A blog about comics, crime fiction, history, animation and anything else that catches my fancy.
Thursday, 2 December 2010
The Kurosagi Corpse Delivery Service Vol 10. Eiji Otsuka (Writer), Housui Yamazaki (Art) Toshifumi Yoshida (Translator) Dark Horse Magna (2010)
A superb mix of gore and black humour with a brilliant story premise and a engaging and very well defined cast. The Kurosagi Corpse Delivery Service are a group of people who locate corpses and deliver them according to the corpse's last wishes. The first story in the collection presents a problem to the Kurosagi team, corpses appear to be disappearing and when they do find one they do not want to assist it. They find that they are not the only ones looking for corpses and when they encounter a policeman with a very particular interest in them a deeply sad and gripping story unfolds. The second story takes a Japanese legend about the murder of a guest and gives it a very modern and grimly funny makeover. The final story ties up a television programme featuring a "psychic" and look at the background of one of the team. The mix of satire, comedy, gore and character is astonishing.

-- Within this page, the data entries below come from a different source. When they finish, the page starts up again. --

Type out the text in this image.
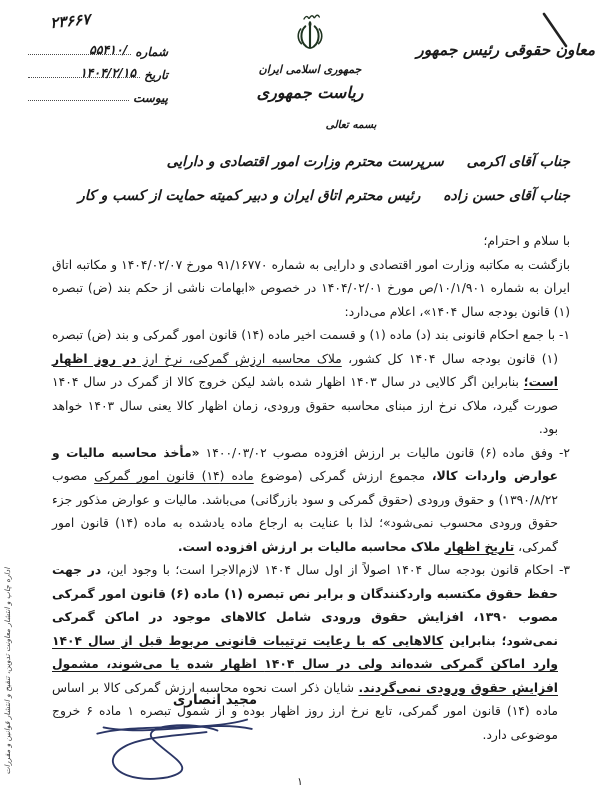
اداره چاپ و انتشار معاونت تدوین، تنقیح و انتشار قوانین و مقررات
۲۳۶۶۷
شماره
۵۵۴۱۰/
تاریخ
۱۴۰۴/۲/۱۵
پیوست
جمهوری اسلامی ایران
ریاست جمهوری
معاون حقوقی رئیس جمهور
بسمه تعالی
جناب آقای اکرمی سرپرست محترم وزارت امور اقتصادی و دارایی
جناب آقای حسن زاده رئیس محترم اتاق ایران و دبیر کمیته حمایت از کسب و کار

با سلام و احترام؛

بازگشت به مکاتبه وزارت امور اقتصادی و دارایی به شماره ۹۱/۱۶۷۷۰ مورخ ۱۴۰۴/۰۲/۰۷ و مکاتبه اتاق ایران به شماره ۱۰/۱/۹۰۱/ص مورخ ۱۴۰۴/۰۲/۰۱ در خصوص «ابهامات ناشی از حکم بند (ض) تبصره (۱) قانون بودجه سال ۱۴۰۴»، اعلام می‌دارد:

۱- با جمع احکام قانونی بند (د) ماده (۱) و قسمت اخیر ماده (۱۴) قانون امور گمرکی و بند (ض) تبصره (۱) قانون بودجه سال ۱۴۰۴ کل کشور، ملاک محاسبه ارزش گمرکی، نرخ ارز در روز اظهار است؛ بنابراین اگر کالایی در سال ۱۴۰۳ اظهار شده باشد لیکن خروج کالا از گمرک در سال ۱۴۰۴ صورت گیرد، ملاک نرخ ارز مبنای محاسبه حقوق ورودی، زمان اظهار کالا یعنی سال ۱۴۰۳ خواهد بود.

۲- وفق ماده (۶) قانون مالیات بر ارزش افزوده مصوب ۱۴۰۰/۰۳/۰۲ «مأخذ محاسبه مالیات و عوارض واردات کالا، مجموع ارزش گمرکی (موضوع ماده (۱۴) قانون امور گمرکی مصوب ۱۳۹۰/۸/۲۲) و حقوق ورودی (حقوق گمرکی و سود بازرگانی) می‌باشد. مالیات و عوارض مذکور جزء حقوق ورودی محسوب نمی‌شود»؛ لذا با عنایت به ارجاع ماده یادشده به ماده (۱۴) قانون امور گمرکی، تاریخ اظهار ملاک محاسبه مالیات بر ارزش افزوده است.

۳- احکام قانون بودجه سال ۱۴۰۴ اصولاً از اول سال ۱۴۰۴ لازم‌الاجرا است؛ با وجود این، در جهت حفظ حقوق مکتسبه واردکنندگان و برابر نص تبصره (۱) ماده (۶) قانون امور گمرکی مصوب ۱۳۹۰، افزایش حقوق ورودی شامل کالاهای موجود در اماکن گمرکی نمی‌شود؛ بنابراین کالاهایی که با رعایت ترتیبات قانونی مربوط قبل از سال ۱۴۰۴ وارد اماکن گمرکی شده‌اند ولی در سال ۱۴۰۴ اظهار شده یا می‌شوند، مشمول افزایش حقوق ورودی نمی‌گردند. شایان ذکر است نحوه محاسبه ارزش گمرکی کالا بر اساس ماده (۱۴) قانون امور گمرکی، تابع نرخ ارز روز اظهار بوده و از شمول تبصره ۱ ماده ۶ خروج موضوعی دارد.

مجید انصاری
۱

The most striking aspect to the collection is the variety of the stories, they use the same premise and team and manage to follow very different directions in each case. Eiji Otsuka has a talent for mixing up genre requirements with the unexpected and entirely appropriate, the comedy and gore sit very comfortably with the strongly emotional currents within the stories. The cast are given room to shine over the effects. The clean lines and detail of the art by Housui Yamazaki are a pleasure to read. The corpses have a satisfying grimness to them, their injuries are explicit, their rage is clear.
An outstanding aspect to the book is the final section, "Disjecta Membra" by the editor Greg Horn. Not only does it include a very informative essay about Japanese written characters, it is a glossary of the sound effects and other items within the comic. They are funny, surprising and hugely enjoyable, very much like the stories themselves. A great read.